Un manque préjudiciable d’inspecteurs du travail
« Les jeunes racontent qu’ils ont choisi l’apprentissage par passion pour un métier, mais ils ont l’impression d’avoir été propulsés dans un quotidien dont ils ont sous-estimé la violence et les exigences », précise Zoé Rollin. « Ils viennent combler des trous et/ou se retrouvent à faire des choses qu’ils ne doivent pas faire », explique Matthieu Lépine, évoquant l’exemple de Romain Torres, un apprenti bûcheron, décédé le 28 juin 2018 à 17 ans, sur un chantier forestier dans le Bas-Rhin. « Ce jour-là, il avait été emmené sur un chantier très complexe, dans un terrain pentu.
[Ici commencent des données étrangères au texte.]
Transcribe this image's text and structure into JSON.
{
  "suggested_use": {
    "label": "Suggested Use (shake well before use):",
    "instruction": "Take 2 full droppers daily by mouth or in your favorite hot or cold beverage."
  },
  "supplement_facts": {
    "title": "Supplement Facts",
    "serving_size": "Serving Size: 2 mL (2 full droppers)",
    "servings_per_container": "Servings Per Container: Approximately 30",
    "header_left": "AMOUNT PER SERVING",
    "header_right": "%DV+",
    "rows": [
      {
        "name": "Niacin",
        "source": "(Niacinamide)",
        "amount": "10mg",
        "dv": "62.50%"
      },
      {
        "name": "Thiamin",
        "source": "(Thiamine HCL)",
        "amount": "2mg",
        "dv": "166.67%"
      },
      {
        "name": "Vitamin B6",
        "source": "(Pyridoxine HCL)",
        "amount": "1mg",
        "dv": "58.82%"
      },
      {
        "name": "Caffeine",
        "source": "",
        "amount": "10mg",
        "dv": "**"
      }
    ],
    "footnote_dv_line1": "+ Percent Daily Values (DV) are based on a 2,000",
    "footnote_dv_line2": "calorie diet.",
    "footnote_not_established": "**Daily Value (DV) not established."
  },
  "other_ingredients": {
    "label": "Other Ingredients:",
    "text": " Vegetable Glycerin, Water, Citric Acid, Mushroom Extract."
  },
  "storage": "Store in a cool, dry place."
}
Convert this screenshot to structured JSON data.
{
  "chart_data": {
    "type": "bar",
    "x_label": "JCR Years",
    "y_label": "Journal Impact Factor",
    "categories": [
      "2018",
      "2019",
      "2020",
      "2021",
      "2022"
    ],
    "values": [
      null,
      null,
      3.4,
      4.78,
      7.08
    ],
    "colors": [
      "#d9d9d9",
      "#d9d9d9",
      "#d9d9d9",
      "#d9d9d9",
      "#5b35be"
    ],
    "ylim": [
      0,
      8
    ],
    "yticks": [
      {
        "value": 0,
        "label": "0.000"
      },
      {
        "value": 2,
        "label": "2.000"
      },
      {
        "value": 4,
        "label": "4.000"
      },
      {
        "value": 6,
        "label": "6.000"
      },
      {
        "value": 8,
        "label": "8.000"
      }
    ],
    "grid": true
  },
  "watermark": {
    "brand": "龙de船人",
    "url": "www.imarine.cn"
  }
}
Son patron n’avait pas du tout pris en compte ni son inexpérience, ni son jeune âge », continue-t-il.
Yannick Billiec évoque de son côté des élèves paysagistes qui se retrouvent à creuser une tranchée pendant une semaine, ceux du secteur vente qui font de la manutention de cartons ou encore les apprentis menuisiers qui passent leur temps à balayer des ateliers pleins de poussières sans aucune protection. « Dans tous ces cas, ils n’apprennent rien, ils sont juste de la main d’œuvre bon marché », observe l’enseignant. Il déplore par ailleurs le trop faible nombre d’inspecteurs du travail, ce qui ne facilite pas la prise en compte des difficultés et risques subis au travail par les jeunes en apprentissage et/ou en stages. « On sait que dans certains départements, le taux de vacance de l’Inspection du travail est de 60 %, renchérit Matthieu Lépine. Quelle est la protection pour tous les jeunes au travail dans ces endroits ? »
- 1Voir notamment la loi n° 2018-771 pour la liberté de choisir son avenir professionnel, promulguée en septembre 2018.